The most important biological processes to induce ferroptosis are the depletion of the intracellular antioxidant tripeptide glutathione and a drop in activity. A set of cardiovascular disorders known as cardiomyopathies have a poor prognosis and a high fatality rate. Cardiomyopathy is categorized by the American Heart Association (AHA) into main genetic, mixed, or acquired and secondary categories, which segregate it into types of dilated, hypertrophic, and restricted patterns. Several categories, including ischemia, metabolic, infectious, toxic, autoimmunogenic, and neuromuscular, can be used to classify secondary causes. Dilated Cardiomyopathy (DCM) is the most prevalent form of no ischemic cardiomyopathy, while Hypertrophic Cardiomyopathy (HCM) is the most prevalent primary form. Excessive iron overload in bodily organs damages organs. Iron overload cardiomyopathy is the medical term for Iron-Related Cardiac injury (IOC). The most prevalent kind of heart illness, Ischemic Heart Disease (IHD), also known as Coronary Artery Disease (CAD), causes myocardial infarction and ischemic cardiomyopathy.
Heart transplantation is a proven treatment for end-stage Heart Failure (HF) however Post-Transplant Cardiomyopathy (PTCM) is brought on by graft damage and graft failure. The majority of breast and lung malignancies are treated with radiation therapy, although RCM (Radiation-Induced Cardiomyopathy) is brought on by the heart damage Diabetes can cause diabetic cardiomyopathy, a unique type of cardiomyopathy that is unrelated to coronary artery disease and high blood pressure. While chemotherapy drugs like Doxorubicin (DOX) cause cardiomyopathy (DICM) because of their cardiotoxicity Seventy percent of sepsis patients will develop Septic Cardiomyopathy (SCM), a potentially fatal organ failure caused on by infection Cardiomyocytes death is a constant feature of all those multifactorial cardiomyopathies. The injured tissue gradually gives way to fibrotic scar tissue, which is made up of proliferating fibroblasts that lack contractile function. Loss of cardiomyocytes ultimately results in abnormal ventricular remodeling and heart failure as a result.
Cardiomyocytes are lost as a result of cell death during myocardial infarction. Additionally, mature mammalian cardiac cardiomyocytes have relatively limited post-injury proliferative and regeneration capacities.
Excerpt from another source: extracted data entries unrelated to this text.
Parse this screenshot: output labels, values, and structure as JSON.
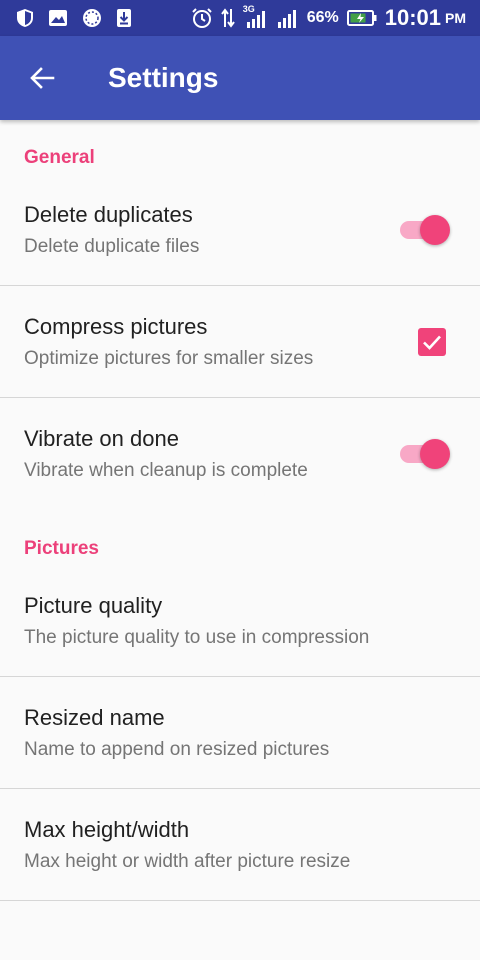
{
  "status_bar": {
    "network": "3G",
    "battery": "66%",
    "time": "10:01",
    "ampm": "PM"
  },
  "app_bar": {
    "title": "Settings"
  },
  "sections": {
    "general": "General",
    "pictures": "Pictures"
  },
  "prefs": {
    "delete_duplicates": {
      "title": "Delete duplicates",
      "summary": "Delete duplicate files",
      "enabled": true
    },
    "compress_pictures": {
      "title": "Compress pictures",
      "summary": "Optimize pictures for smaller sizes",
      "checked": true
    },
    "vibrate_on_done": {
      "title": "Vibrate on done",
      "summary": "Vibrate when cleanup is complete",
      "enabled": true
    },
    "picture_quality": {
      "title": "Picture quality",
      "summary": "The picture quality to use in compression"
    },
    "resized_name": {
      "title": "Resized name",
      "summary": "Name to append on resized pictures"
    },
    "max_size": {
      "title": "Max height/width",
      "summary": "Max height or width after picture resize"
    }
  },
  "colors": {
    "status_bar": "#2f3a9a",
    "app_bar": "#3f51b5",
    "accent": "#f0437a"
  }
}
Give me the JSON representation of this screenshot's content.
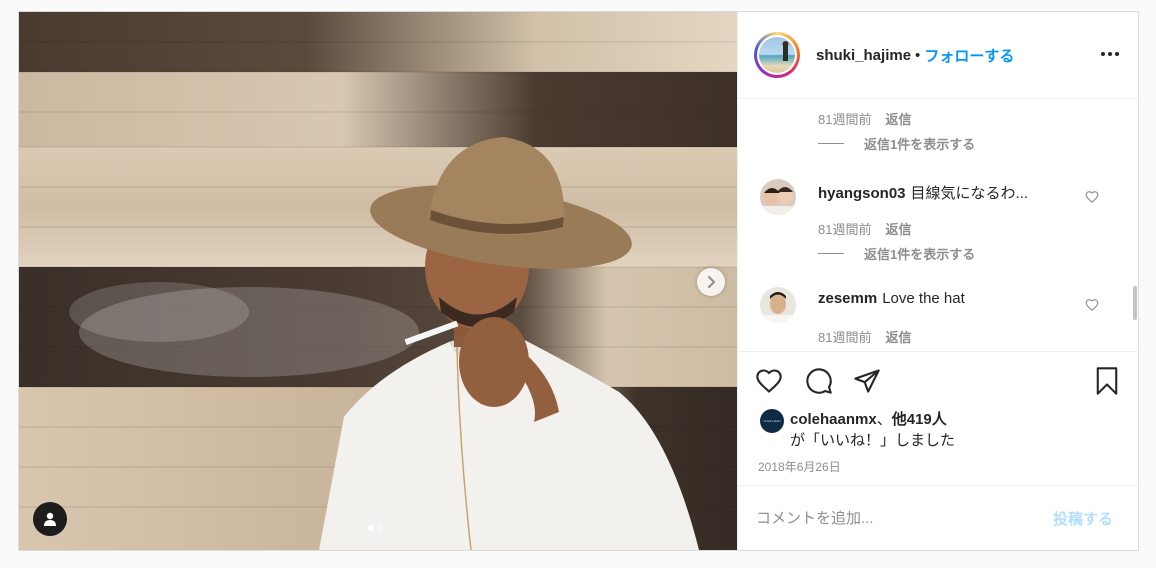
{
  "post": {
    "username": "shuki_hajime",
    "separator": "•",
    "follow_label": "フォローする",
    "more_icon": "more-horizontal-icon"
  },
  "media": {
    "next_icon": "chevron-right-icon",
    "tag_icon": "user-tag-icon",
    "carousel_total": 2,
    "carousel_current": 1
  },
  "comments": {
    "partial": {
      "time": "81週間前",
      "reply_label": "返信",
      "view_replies": "返信1件を表示する"
    },
    "items": [
      {
        "user": "hyangson03",
        "text": "目線気になるわ...",
        "time": "81週間前",
        "reply_label": "返信",
        "view_replies": "返信1件を表示する"
      },
      {
        "user": "zesemm",
        "text": "Love the hat",
        "time": "81週間前",
        "reply_label": "返信"
      }
    ]
  },
  "actions": {
    "like_icon": "heart-icon",
    "comment_icon": "comment-icon",
    "share_icon": "send-icon",
    "save_icon": "bookmark-icon"
  },
  "likes": {
    "avatar_text": "COLE HAAN",
    "user": "colehaanmx",
    "joiner": "、",
    "others": "他419人",
    "suffix": "が「いいね！」しました"
  },
  "date": "2018年6月26日",
  "add_comment": {
    "placeholder": "コメントを追加...",
    "post_label": "投稿する"
  },
  "colors": {
    "accent": "#0095f6",
    "post_disabled": "#b2dffc",
    "meta": "#8e8e8e",
    "text": "#262626",
    "border": "#dbdbdb"
  }
}
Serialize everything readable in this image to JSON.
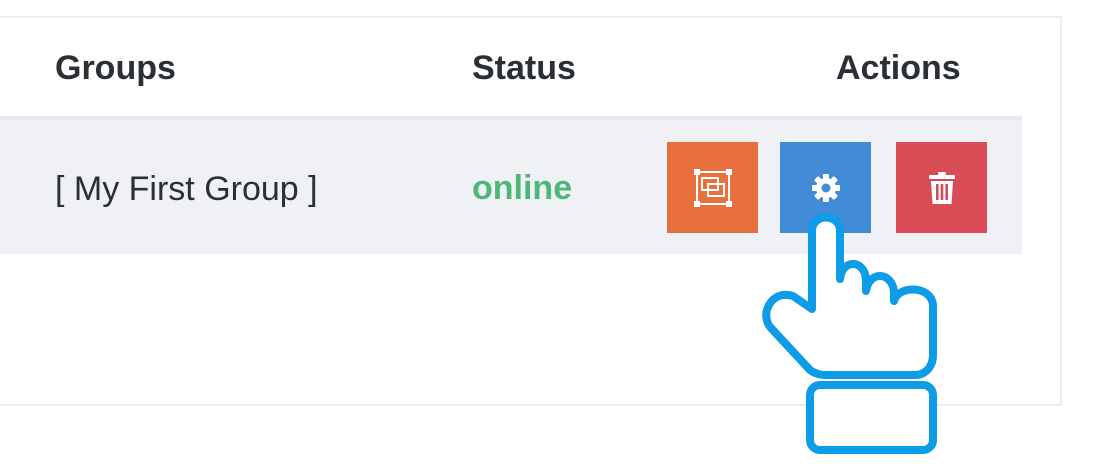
{
  "table": {
    "columns": [
      "Groups",
      "Status",
      "Actions"
    ],
    "rows": [
      {
        "group": "[ My First Group ]",
        "status": "online",
        "actions": [
          {
            "name": "copy",
            "icon": "copy-window-icon",
            "color": "#e8703e"
          },
          {
            "name": "settings",
            "icon": "gear-icon",
            "color": "#428bd7"
          },
          {
            "name": "delete",
            "icon": "trash-icon",
            "color": "#d94c55"
          }
        ]
      }
    ]
  },
  "colors": {
    "status_online": "#4cb877",
    "row_background": "#f0f1f5",
    "cursor_stroke": "#0d9ce8"
  },
  "cursor": {
    "icon": "hand-pointer-icon"
  }
}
Cardiomyocytes are diploid during their developmental stage before changing to polyploidy as they mature. Cardiomyocytes are lost as a result of cell death during myocardial infarction. Additionally, adult brain hearts' cardiomyocytes have relatively limited proliferative and regeneration capacities. Cardiomyocytes are diploid during their developmental stage before changing to polyploidy as they mature, In which pre-existing cardiomyocytes are used to produce new cardiomyocytes.
Citation: Giorgio C (2022) Ferroptosis as a Target for Preventing Cardiomyopathy. Cardiovasc Pharm. 11:301.
Copyright: © 2022 Giorgio C. This is an open access article distributed under the terms of the Creative Commons Attribution License, which permits unrestricted use, distribution, and reproduction in any medium, provided the original author and source are credited.